Le porcher s’approcha.
« Mon ami, quels sont les gueux qui t’ont enfermé dans ce sac ?
– Brave homme, ce sont deux valets du roi, qui me portent à leur maître. Par force, le roi veut me faire épouser sa fille, une princesse belle comme le jour et riche comme le Pérou. Mais j’ai promis au Bon Dieu de me faire prêtre ; et jamais je n’épouserai la fille du roi. »

Alors, le porcher ouvrit le sac.
« Merci, porcher.
– Mon ami, il n’y a pas de quoi. Mais ce dont tu ne veux pas, moi je m’en accommoderais de bon cœur. Écoute. Faisons un échange. Prends mon troupeau de mille porcs, et enferme-moi dans ton sac. Ainsi, j’épouserai la fille du roi, la princesse belle comme le jour et riche comme le Pérou.
– Porcher, avec plaisir. Mais dépêchons-nous. Les deux valets du roi peuvent revenir d’un moment à l’autre. »
Deux minutes plus tard, le porcher gisait à terre, enfermé dans le sac, et Petiton partait avec son troupeau de mille porcs.
Il n’était pas à cent pas que les deux canailles de maquignons revinrent pour leur mauvaise œuvre. Faisant semblant de rien, Petiton les surveillait. Arrivés au bord de la Garonne, ils ouvrirent le sac, y jetèrent une grosse pierre, le
lancèrent dans l’eau et se sauvèrent, comme si le Diable les emportait.

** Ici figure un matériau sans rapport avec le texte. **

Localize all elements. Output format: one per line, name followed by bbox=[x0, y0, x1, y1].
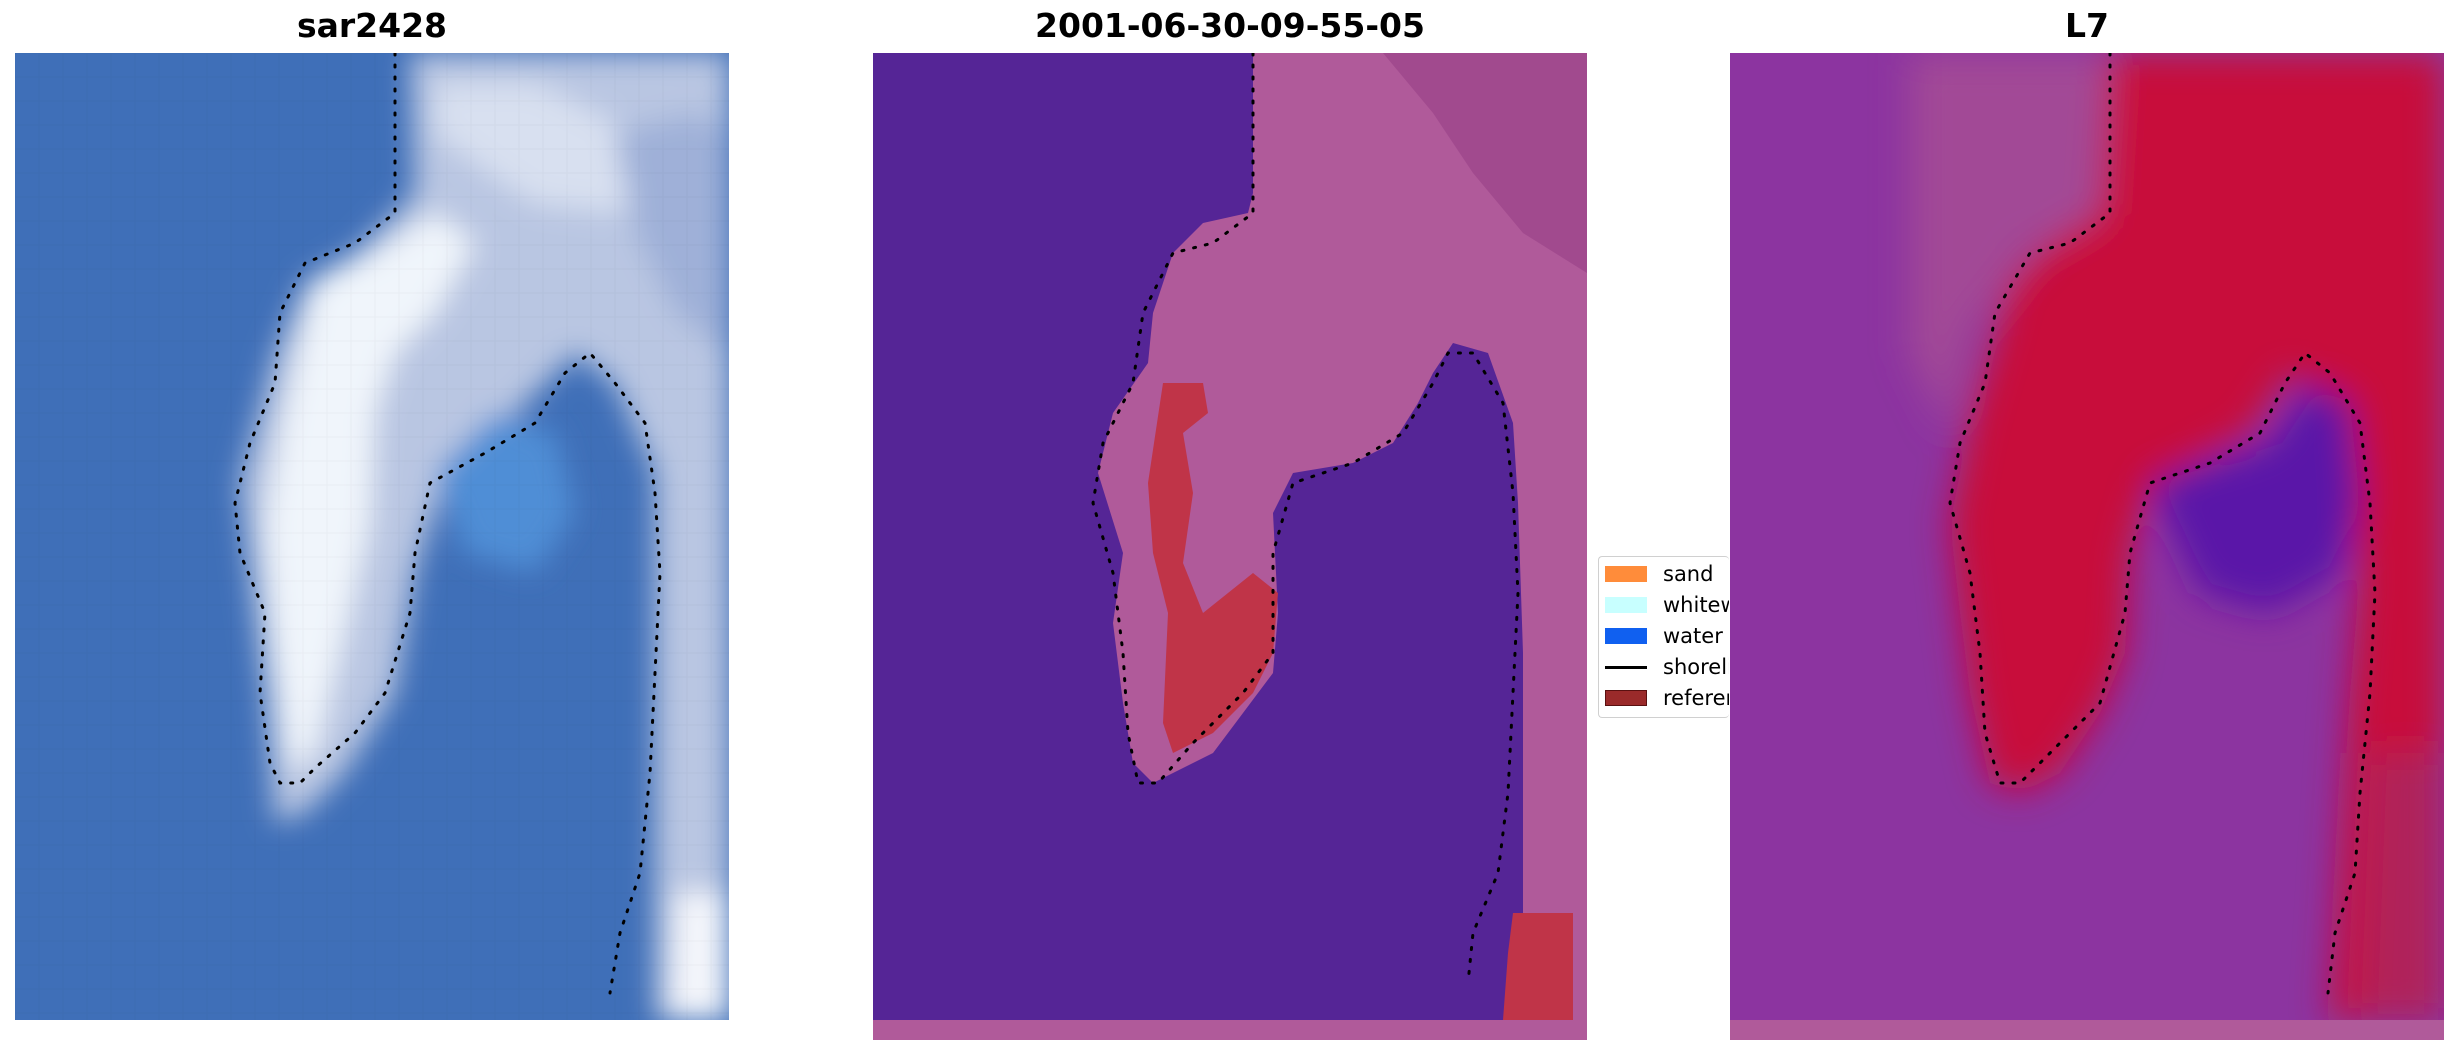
shoreline-line-icon bbox=[1605, 665, 1647, 669]
classification-image bbox=[873, 53, 1587, 1020]
panel-title-2: 2001-06-30-09-55-05 bbox=[1035, 6, 1425, 45]
sand-swatch bbox=[1605, 566, 1647, 582]
classification-bottom-strip bbox=[873, 1020, 1587, 1040]
index-bottom-strip bbox=[1730, 1020, 2444, 1040]
legend-label-shoreline: shoreline bbox=[1663, 655, 1729, 679]
legend-item-shoreline: shoreline bbox=[1605, 654, 1729, 680]
reference-swatch bbox=[1605, 690, 1647, 706]
legend-label-reference: reference bbox=[1663, 686, 1729, 710]
panel-title-1: sar2428 bbox=[296, 6, 448, 45]
panel-title-3: L7 bbox=[2065, 6, 2109, 45]
legend-item-water: water bbox=[1605, 623, 1723, 649]
index-image bbox=[1730, 53, 2444, 1020]
legend-label-water: water bbox=[1663, 624, 1723, 648]
satellite-rgb-image bbox=[15, 53, 729, 1020]
whitewater-swatch bbox=[1605, 597, 1647, 613]
legend-item-sand: sand bbox=[1605, 561, 1713, 587]
legend-label-sand: sand bbox=[1663, 562, 1714, 586]
legend-item-reference: reference bbox=[1605, 685, 1729, 711]
water-swatch bbox=[1605, 628, 1647, 644]
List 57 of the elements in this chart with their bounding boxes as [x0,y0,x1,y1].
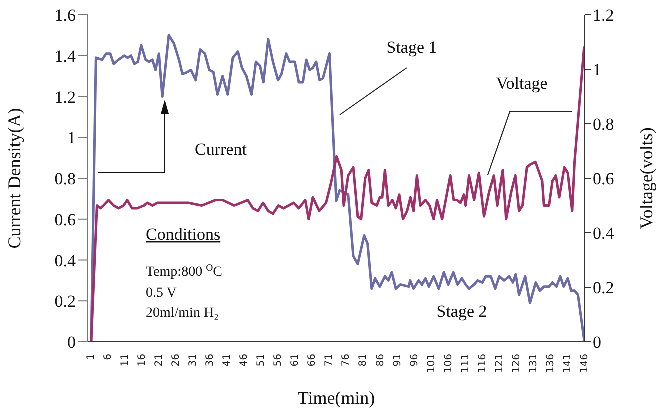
annotation: Stage 1 [386,38,438,57]
x-tick-label: 71 [324,354,336,367]
x-axis-title: Time(min) [298,388,376,408]
x-tick-label: 61 [290,354,302,367]
x-tick-label: 86 [375,354,386,367]
y2-tick-label: 1.2 [593,6,614,26]
x-tick-label: 36 [205,354,216,367]
annotation: Stage 2 [436,302,488,321]
x-tick-label: 1 [86,354,97,360]
annotation: Current [195,140,248,159]
x-tick-label: 101 [426,354,438,374]
y-tick-label: 0.4 [54,251,76,270]
x-tick-label: 81 [358,354,370,367]
x-tick-label: 141 [562,354,574,374]
x-tick-label: 91 [392,354,404,367]
y-tick-label: 1.4 [54,46,76,66]
y-tick-label: 1.2 [54,88,76,107]
x-tick-label: 146 [580,354,590,374]
annotation: 0.5 V [146,286,177,301]
x-tick-label: 51 [256,354,268,367]
y-axis-title: Current Density(A) [4,108,24,249]
x-tick-label: 41 [222,354,234,367]
x-tick-label: 76 [341,354,352,367]
x-tick-label: 56 [273,354,284,367]
y2-tick-label: 0 [593,333,602,352]
x-tick-label: 16 [136,354,148,367]
annotation: Temp:800 $^{O}$C [146,262,222,280]
x-tick-label: 126 [511,354,522,374]
y2-axis-title: Voltage(volts) [636,128,656,230]
annotation: Voltage [496,74,548,93]
x-tick-label: 106 [443,354,454,374]
y-tick-label: 1 [68,128,76,148]
x-tick-label: 6 [102,354,114,360]
x-tick-label: 111 [460,354,472,374]
x-tick-label: 26 [171,354,182,367]
x-tick-label: 136 [545,354,556,374]
y-tick-label: 0.8 [54,170,76,189]
x-tick-label: 21 [154,354,165,367]
y-tick-label: 0.6 [54,210,76,230]
y2-tick-label: 0.6 [593,170,614,189]
annotation: Conditions [146,225,221,244]
y-tick-label: 1.6 [54,6,76,26]
x-tick-label: 131 [528,354,540,374]
x-tick-label: 31 [188,354,200,367]
y2-tick-label: 0.4 [593,224,615,244]
x-tick-label: 96 [409,354,420,367]
x-tick-label: 11 [120,354,131,367]
x-tick-label: 46 [239,354,250,367]
y2-tick-label: 1 [593,60,602,80]
annotation: 20ml/min H₂ [146,306,220,321]
x-tick-label: 121 [494,354,506,374]
y-tick-label: 0 [68,333,76,352]
y2-tick-label: 0.2 [593,278,614,298]
y-tick-label: 0.2 [54,292,76,312]
x-tick-label: 116 [477,354,488,374]
x-tick-label: 66 [307,354,318,367]
y2-tick-label: 0.8 [593,115,614,134]
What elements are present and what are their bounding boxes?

Mais Petiton nageait comme un barbeau. Il sauta dans la Garonne, repêcha le sac et délivra le porcher.
« Merci, mon ami. Tu m’avais pourtant promis mieux que cela.

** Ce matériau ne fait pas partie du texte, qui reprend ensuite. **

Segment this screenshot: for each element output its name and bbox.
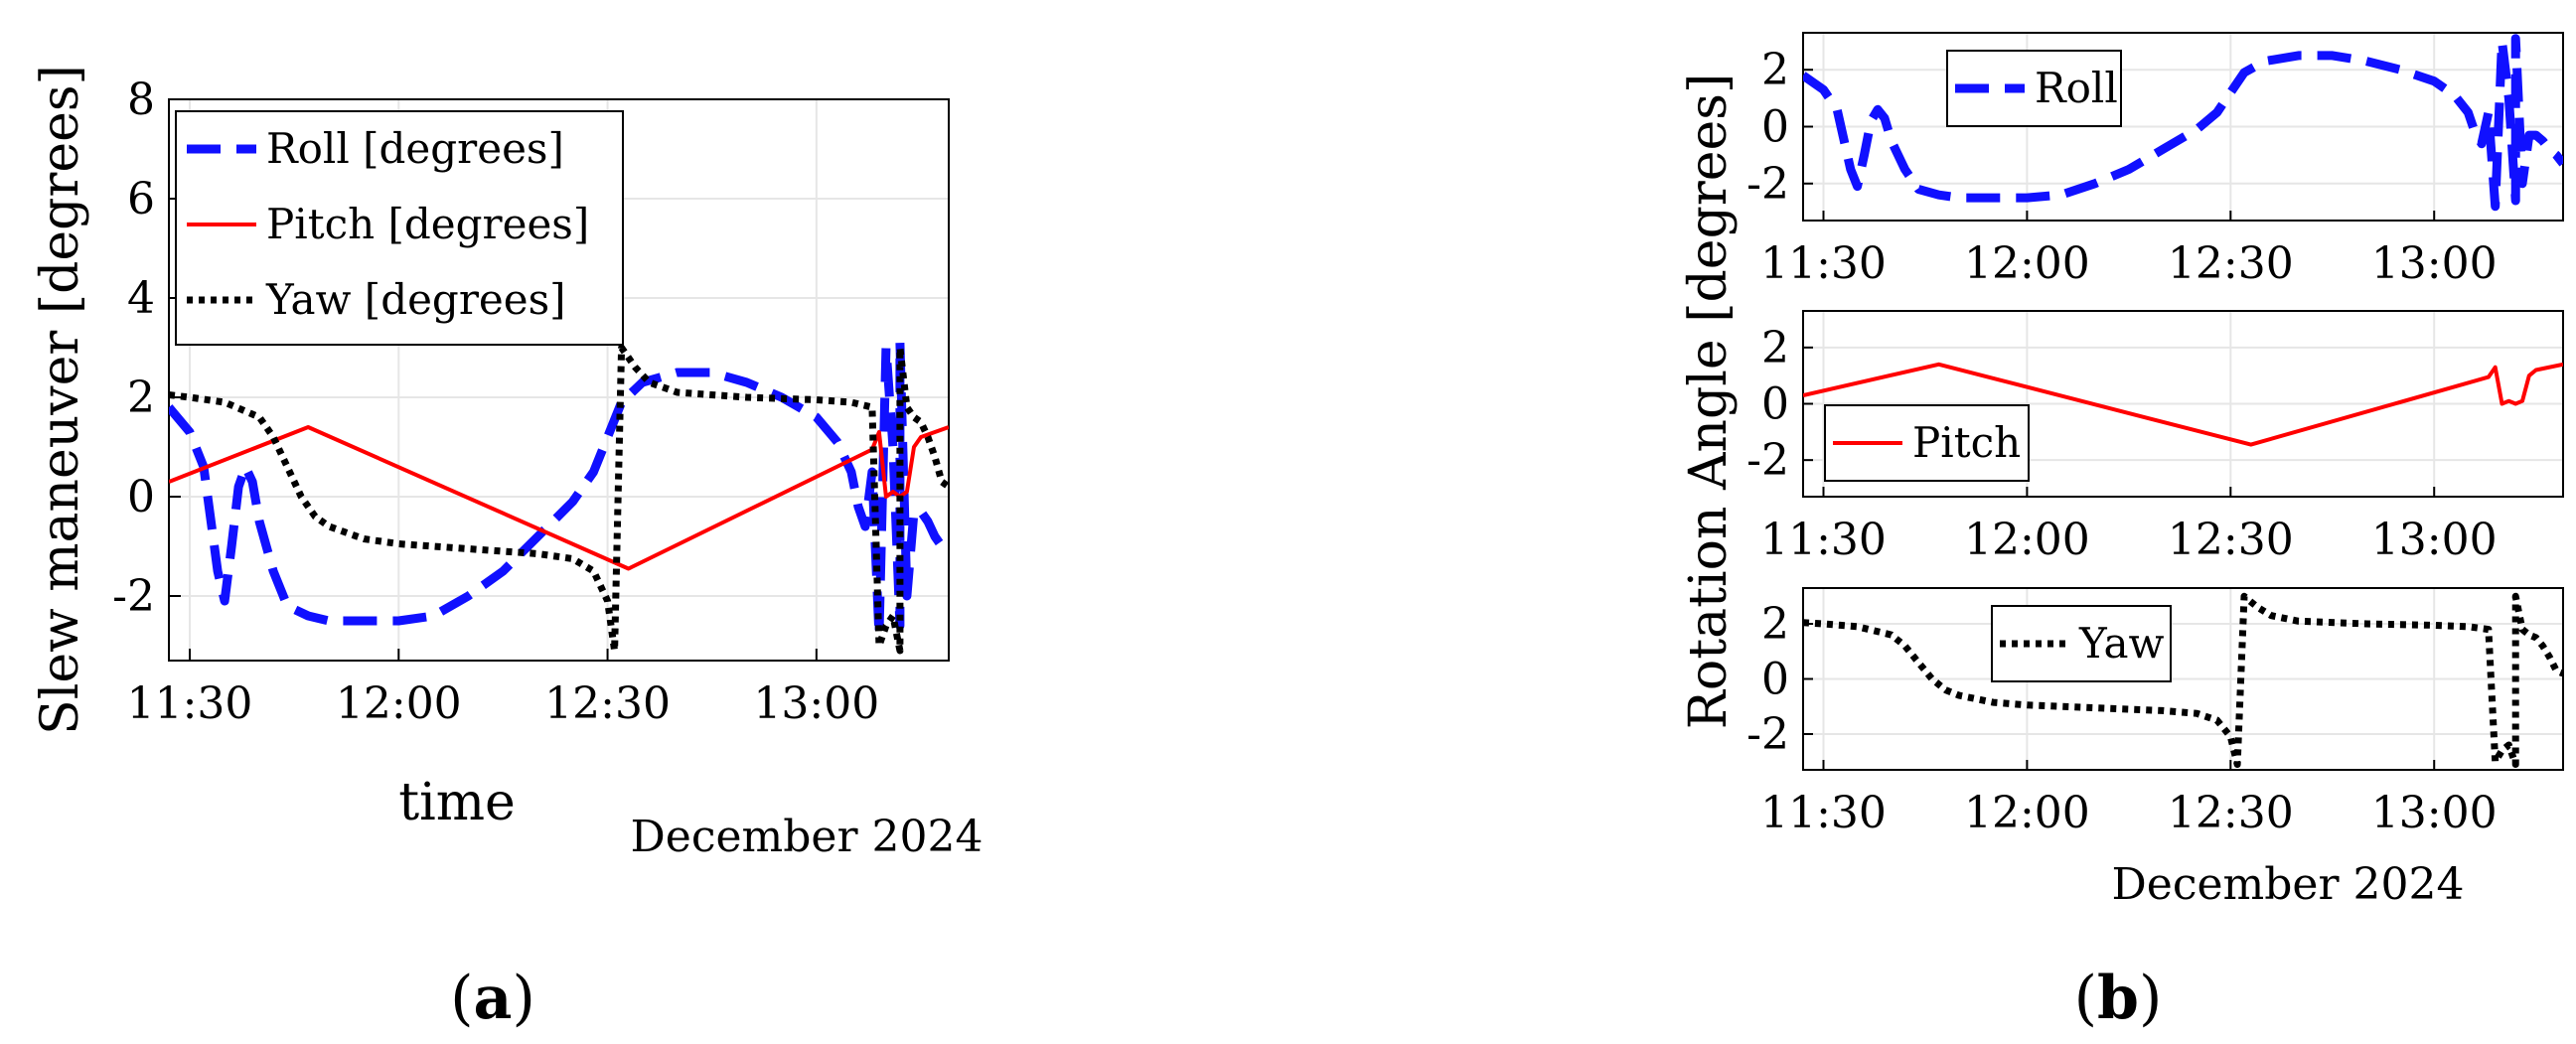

– Porcher, je t’ai promis selon ce que je croyais.
– Mon ami, je ne te reproche rien. Tu m’as sauvé la vie. Prends la moitié de mon troupeau de mille porcs.

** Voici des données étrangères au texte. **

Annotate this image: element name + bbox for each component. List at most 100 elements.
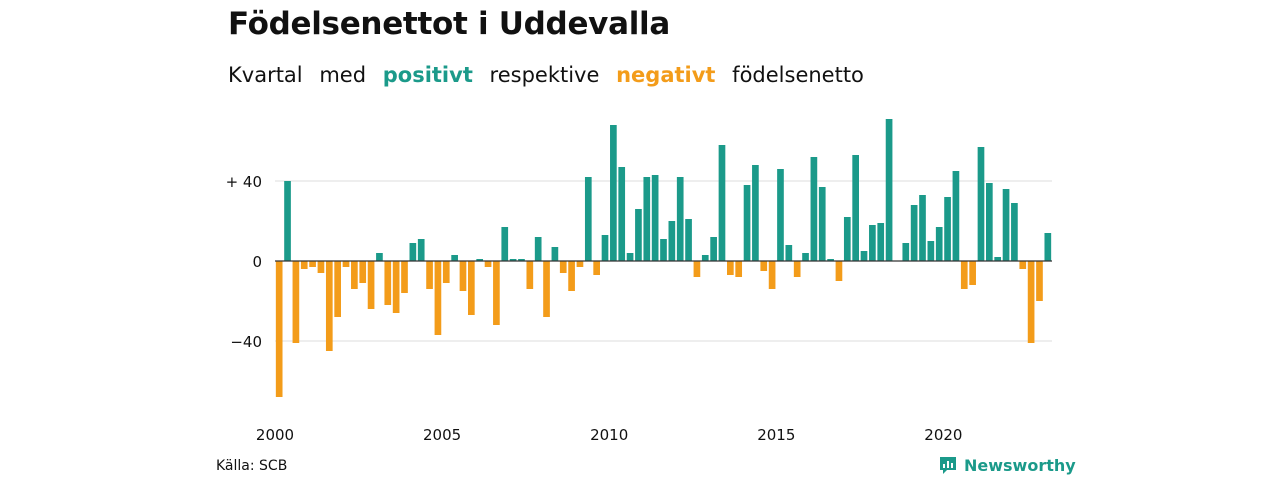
bar: [568, 261, 575, 291]
bar: [409, 243, 417, 261]
bar: [902, 243, 910, 261]
bar: [543, 261, 550, 317]
bar: [526, 261, 534, 289]
bar: [359, 261, 367, 283]
bar: [584, 177, 592, 261]
bar: [743, 185, 751, 261]
subtitle-word: med: [319, 63, 367, 87]
bar: [1044, 233, 1052, 261]
bar: [392, 261, 400, 313]
subtitle-word: Kvartal: [228, 63, 303, 87]
bar: [384, 261, 392, 305]
bar: [752, 165, 759, 261]
bar: [735, 261, 743, 277]
bar: [777, 169, 784, 261]
chart-subtitle: Kvartal med positivt respektive negativt…: [228, 63, 874, 87]
bar: [802, 253, 809, 261]
bar: [852, 155, 859, 261]
bar: [1036, 261, 1043, 301]
bar: [1011, 203, 1018, 261]
x-tick-label: 2020: [924, 426, 962, 444]
bar: [284, 181, 291, 261]
bar: [835, 261, 843, 281]
bar: [877, 223, 885, 261]
bar: [843, 217, 851, 261]
bar: [367, 261, 375, 309]
bar: [610, 125, 617, 261]
bar: [986, 183, 993, 261]
bar: [309, 261, 316, 267]
bar: [960, 261, 968, 289]
bar: [376, 253, 383, 261]
bar: [818, 187, 826, 261]
bar: [292, 261, 300, 343]
bar: [626, 253, 634, 261]
bar: [760, 261, 768, 271]
brand-name: Newsworthy: [964, 455, 1076, 475]
bar: [593, 261, 600, 275]
bar: [768, 261, 776, 289]
bar: [534, 237, 542, 261]
bar: [910, 205, 918, 261]
bar: [727, 261, 734, 275]
bar: [559, 261, 567, 273]
bar: [334, 261, 341, 317]
bar: [1019, 261, 1027, 269]
bar: [869, 225, 876, 261]
bar: [300, 261, 308, 269]
bar: [451, 255, 458, 261]
bar: [576, 261, 584, 267]
bar: [927, 241, 935, 261]
bar: [426, 261, 433, 289]
y-tick-label: + 40: [226, 173, 262, 191]
bar: [317, 261, 325, 273]
bar: [810, 157, 818, 261]
bar: [643, 177, 651, 261]
bar: [701, 255, 709, 261]
bar: [994, 257, 1002, 261]
x-tick-label: 2000: [256, 426, 294, 444]
bar: [342, 261, 350, 267]
bar: [944, 197, 951, 261]
bar: [518, 259, 525, 261]
bar: [969, 261, 976, 285]
bar: [351, 261, 358, 289]
bar: [635, 209, 642, 261]
bar: [885, 119, 893, 261]
bar: [660, 239, 667, 261]
bar: [1027, 261, 1035, 343]
bar: [484, 261, 492, 267]
bar: [459, 261, 467, 291]
bar: [977, 147, 985, 261]
x-tick-label: 2010: [590, 426, 628, 444]
bar: [668, 221, 676, 261]
bar: [618, 167, 626, 261]
bar: [718, 145, 726, 261]
bar: [417, 239, 425, 261]
bar: [935, 227, 943, 261]
bar: [676, 177, 684, 261]
bar: [827, 259, 834, 261]
bar: [468, 261, 475, 315]
x-tick-label: 2005: [423, 426, 461, 444]
bar: [325, 261, 333, 351]
bar: [685, 219, 692, 261]
source-note: Källa: SCB: [216, 458, 288, 474]
bar: [551, 247, 559, 261]
chart-title: Födelsenettot i Uddevalla: [228, 6, 670, 42]
bar: [509, 259, 517, 261]
y-tick-label: −40: [230, 333, 262, 351]
bar: [476, 259, 484, 261]
bar: [952, 171, 960, 261]
brand: Newsworthy: [938, 455, 1076, 475]
bar: [401, 261, 408, 293]
bar: [785, 245, 793, 261]
bar: [275, 261, 283, 397]
subtitle-positive-label: positivt: [382, 63, 473, 87]
bar: [601, 235, 609, 261]
bar: [693, 261, 701, 277]
newsworthy-logo-icon: [940, 457, 956, 474]
bar: [919, 195, 926, 261]
y-tick-label: 0: [252, 253, 262, 271]
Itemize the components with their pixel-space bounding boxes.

– Porcher, avec plaisir. »
Le partage fait, chacun tira de son côté.

Tout en longeant la Garonne avec ses bêtes,
Petiton rencontra, trois lieues plus loin, les deux canailles de maquignons. Alors, il enfonça son béret sur les yeux pour n’être pas reconnu.
« Bonjour, mes amis.
– Bonjour, porcher. Ces beaux porcs sont-ils à toi ?
– Oui, mes amis. Il y en a cinq cents.
– Porcher, où les as-tu achetés ?
– Mes amis, je les ai achetés à la foire de Valence-d’Agen.
– Porcher, combien les as-tu payés ? »
Petiton releva son béret de sur les yeux.
« Mes amis, je les ai payés le juste, la raison. »
Les deux canailles de maquignons reculèrent épouvantés.

« Mes amis, n’ayez pas peur. Je ne vous tuerai pas. Je ne vous dénoncerai pas à la justice. En tâchant de me noyer dans la Garonne, vous avez fait ma fortune, sans le vouloir. Au fond de l’eau, les porcs vivent par millions et par liasses. J’en
ramène cinq cents et je ne me contenterai pas de si peu.
– Petiton, dis-tu vrai ?
– Mes amis, croyez-moi si vous voulez. Moi, je vais vendre mes cinq cents porcs à Agen. Aussitôt fait, je replonge, pour en aller chercher d’autres. »
Petiton parlait avec un tel air de vérité que les deux canailles de maquignons ne se méfiaient plus.
« Petiton, nous allons faire comme toi.
– Bonne chance, mes amis. Plongez. Je nage comme un barbeau. Plongez. Je suis là pour un coup, s’il vous arrive malheur. »
Les deux canailles de maquignons sautèrent dans la Garonne.
« Au secours ! Au secours ! »
Petiton crevait de rire.
« Buvez, gueusards ! Buvez, brigands ! »
Les deux canailles de maquignons se noyèrent, et on n’en entendit plus parler jamais, jamais.
Petiton retourna chez sa mère, et ne tarda pas à se marier avec une fille belle comme le jour. Il vécut longtemps, heureux et riche, avec sa femme et ses enfants.